Blowup may have been the peak of auteur-driven cinema in Britain in 1966, but the year also represented something of an annus mirabilis for Hammer Films.
These 12 months alone saw the release of their prehistoric adventure One Million Years B.C., Dracula Prince of Darkness, occult drama The Witches, and two rural horrors directed back to back (and on the same set at Hammer’s Bray Studios) by John Gilling.
The first of these was The Plague of the Zombies, released in the second week of the new year, with The Reptile following in March.
Though discrete films, both were set in a superstitious Cornwall of the past, where a mysterious illness is killing off the inhabitants of a small village.

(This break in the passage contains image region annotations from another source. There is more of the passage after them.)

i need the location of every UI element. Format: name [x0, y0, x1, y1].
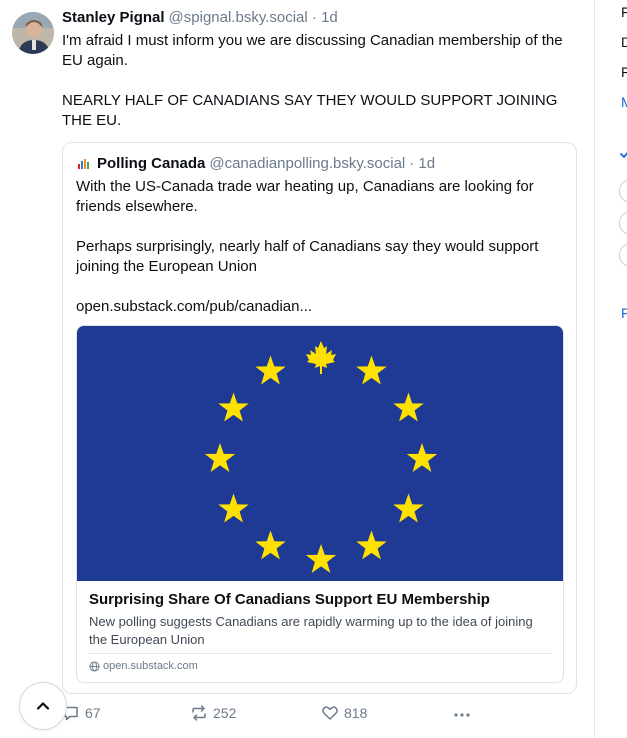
- eu-flag-stars: [204, 341, 438, 573]
- quote-text: With the US-Canada trade war heating up,…: [76, 177, 566, 317]
- chevron-up-icon: [36, 702, 50, 710]
- flag-star-icon: [393, 493, 424, 523]
- like-count: 818: [344, 705, 368, 721]
- author-name[interactable]: Stanley Pignal: [62, 9, 165, 26]
- avatar-photo: [12, 12, 54, 54]
- quote-timestamp[interactable]: · 1d: [409, 155, 435, 172]
- repost-icon: [192, 705, 206, 721]
- link-domain-text: open.substack.com: [103, 660, 198, 672]
- post-actions: 67 252 818: [62, 704, 482, 728]
- sidebar-link-2[interactable]: D: [621, 34, 627, 50]
- quoted-post[interactable]: Polling Canada @canadianpolling.bsky.soci…: [62, 142, 577, 694]
- reply-button[interactable]: 67: [62, 704, 101, 722]
- sidebar-link-bottom[interactable]: F: [621, 305, 627, 321]
- feed-option-circle[interactable]: [619, 243, 627, 267]
- link-title[interactable]: Surprising Share Of Canadians Support EU…: [89, 591, 490, 608]
- repost-count: 252: [213, 705, 237, 721]
- link-preview-card[interactable]: Surprising Share Of Canadians Support EU…: [76, 325, 564, 683]
- eu-flag-image: [77, 326, 563, 581]
- post-paragraph: NEARLY HALF OF CANADIANS SAY THEY WOULD …: [62, 92, 558, 129]
- heart-icon: [322, 706, 338, 720]
- link-domain: open.substack.com: [89, 660, 198, 672]
- feed-option-circle[interactable]: [619, 211, 627, 235]
- checkmark-icon: [620, 151, 627, 158]
- sidebar-link-1[interactable]: F: [621, 4, 627, 20]
- sidebar-check-icon: [620, 146, 627, 162]
- author-handle[interactable]: @spignal.bsky.social: [169, 9, 308, 26]
- quote-author-name[interactable]: Polling Canada: [97, 155, 205, 172]
- more-dots-icon: [454, 713, 470, 717]
- flag-star-icon: [218, 493, 249, 523]
- right-sidebar: F D F M F: [595, 0, 627, 738]
- post-paragraph: I'm afraid I must inform you we are disc…: [62, 32, 563, 69]
- flag-star-icon: [406, 443, 438, 472]
- link-description: New polling suggests Canadians are rapid…: [89, 614, 533, 647]
- flag-star-icon: [356, 355, 387, 385]
- globe-icon: [89, 660, 100, 672]
- feed: Stanley Pignal @spignal.bsky.social · 1d …: [0, 0, 594, 738]
- post-timestamp[interactable]: · 1d: [312, 9, 338, 26]
- post-text: I'm afraid I must inform you we are disc…: [62, 31, 582, 131]
- author-avatar[interactable]: [12, 12, 54, 54]
- maple-leaf-icon: [306, 341, 336, 374]
- flag-star-icon: [218, 392, 249, 422]
- poll-logo-icon: [75, 155, 91, 172]
- more-options-button[interactable]: [452, 706, 477, 724]
- repost-button[interactable]: 252: [190, 704, 236, 722]
- quote-header: Polling Canada @canadianpolling.bsky.soci…: [75, 155, 435, 172]
- feed-option-circle[interactable]: [619, 179, 627, 203]
- post-header: Stanley Pignal @spignal.bsky.social · 1d: [62, 9, 338, 26]
- flag-star-icon: [393, 392, 424, 422]
- sidebar-link-3[interactable]: F: [621, 64, 627, 80]
- quote-paragraph: Perhaps surprisingly, nearly half of Can…: [76, 238, 539, 275]
- like-button[interactable]: 818: [321, 704, 367, 722]
- flag-star-icon: [356, 530, 387, 560]
- sidebar-link-4[interactable]: M: [621, 94, 627, 110]
- scroll-to-top-button[interactable]: [19, 682, 67, 730]
- quote-paragraph: With the US-Canada trade war heating up,…: [76, 178, 534, 215]
- flag-star-icon: [204, 443, 236, 472]
- reply-count: 67: [85, 705, 101, 721]
- quote-avatar: [75, 155, 91, 172]
- link-divider: [89, 653, 551, 654]
- flag-star-icon: [255, 355, 286, 385]
- quote-link-text[interactable]: open.substack.com/pub/canadian...: [76, 297, 566, 317]
- flag-star-icon: [305, 544, 337, 573]
- quote-author-handle[interactable]: @canadianpolling.bsky.social: [209, 155, 405, 172]
- flag-star-icon: [255, 530, 286, 560]
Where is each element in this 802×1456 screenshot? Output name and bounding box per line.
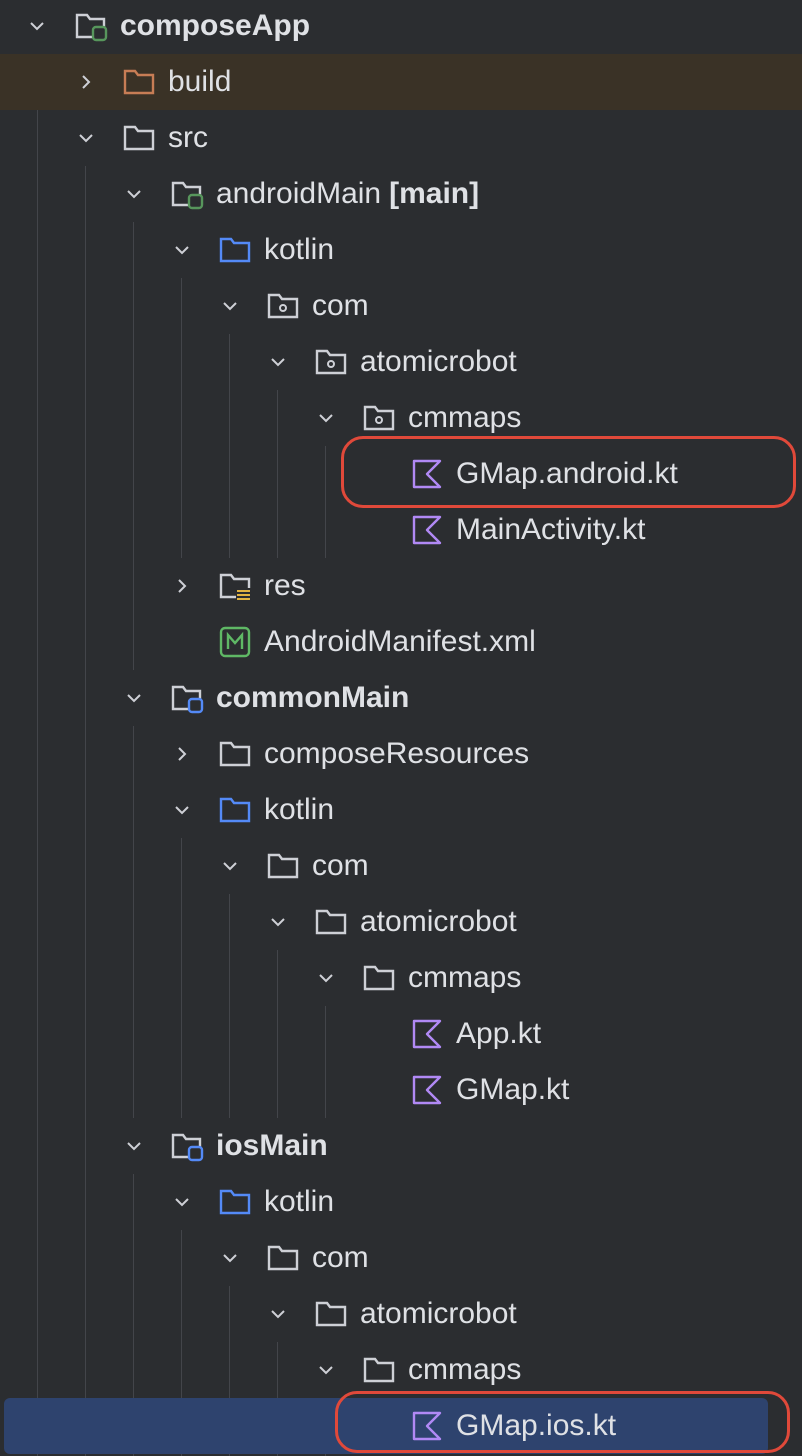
tree-row-label: com	[312, 289, 369, 322]
tree-row-label: composeApp	[120, 9, 311, 42]
tree-row-atomicrobot[interactable]: atomicrobot	[0, 894, 802, 950]
tree-row-mainactivity-kt[interactable]: MainActivity.kt	[0, 502, 802, 558]
tree-row-commonmain[interactable]: commonMain	[0, 670, 802, 726]
tree-row-cmmaps[interactable]: cmmaps	[0, 950, 802, 1006]
tree-row-label: commonMain	[216, 681, 410, 714]
chevron-down-icon[interactable]	[317, 1361, 335, 1379]
kotlin-file-icon	[412, 515, 442, 545]
source-set-folder-icon	[171, 685, 204, 714]
source-root-folder-icon	[219, 1189, 251, 1215]
manifest-file-icon	[219, 626, 251, 658]
tree-row-label: GMap.kt	[456, 1073, 570, 1106]
tree-row-label: kotlin	[264, 793, 335, 826]
chevron-down-icon[interactable]	[125, 1137, 143, 1155]
chevron-down-icon[interactable]	[28, 17, 46, 35]
folder-icon	[315, 1301, 347, 1327]
package-folder-icon	[315, 349, 347, 375]
source-set-suffix: [main]	[389, 177, 480, 210]
tree-row-com[interactable]: com	[0, 838, 802, 894]
tree-row-com[interactable]: com	[0, 278, 802, 334]
tree-row-label: com	[312, 849, 369, 882]
resource-folder-icon	[219, 573, 251, 601]
tree-row-gmap-kt[interactable]: GMap.kt	[0, 1062, 802, 1118]
tree-row-label: atomicrobot	[360, 1297, 517, 1330]
tree-row-name: androidMain	[216, 177, 382, 210]
chevron-right-icon[interactable]	[77, 73, 95, 91]
tree-row-label: iosMain	[216, 1129, 328, 1162]
tree-row-label: build	[168, 65, 232, 98]
chevron-down-icon[interactable]	[173, 1193, 191, 1211]
chevron-down-icon[interactable]	[269, 353, 287, 371]
tree-row-label: App.kt	[456, 1017, 542, 1050]
folder-icon	[267, 853, 299, 879]
tree-row-label: cmmaps	[408, 1353, 522, 1386]
chevron-down-icon[interactable]	[125, 689, 143, 707]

In The Reptile – the moodier and more subtle of the pair – a newcomer’s investigations in the community bring him into contact with the sinister Dr Franklyn (Noel Willman), his oppressed daughter, Anna (Jacqueline Pearce) and their Malay servant (Marne Maitland).
Murder victims turn up with fang marks on their necks. Could sultry Jacqueline Pearce (the future Servalan from Blake’s 7) be the victim of a Malayan curse doomed to writhe the night away?
There’s an endearingly 1950s-style monster, remarkably atmospheric art direction and taut, stylish direction by John Gilling.
Though set at the turn of the 20th century, this creepy classic displays a fascination with Eastern spirituality that’s very 1966.
This is one of the best examples of the economical approach Hammer took to horror while never sacrificing originality.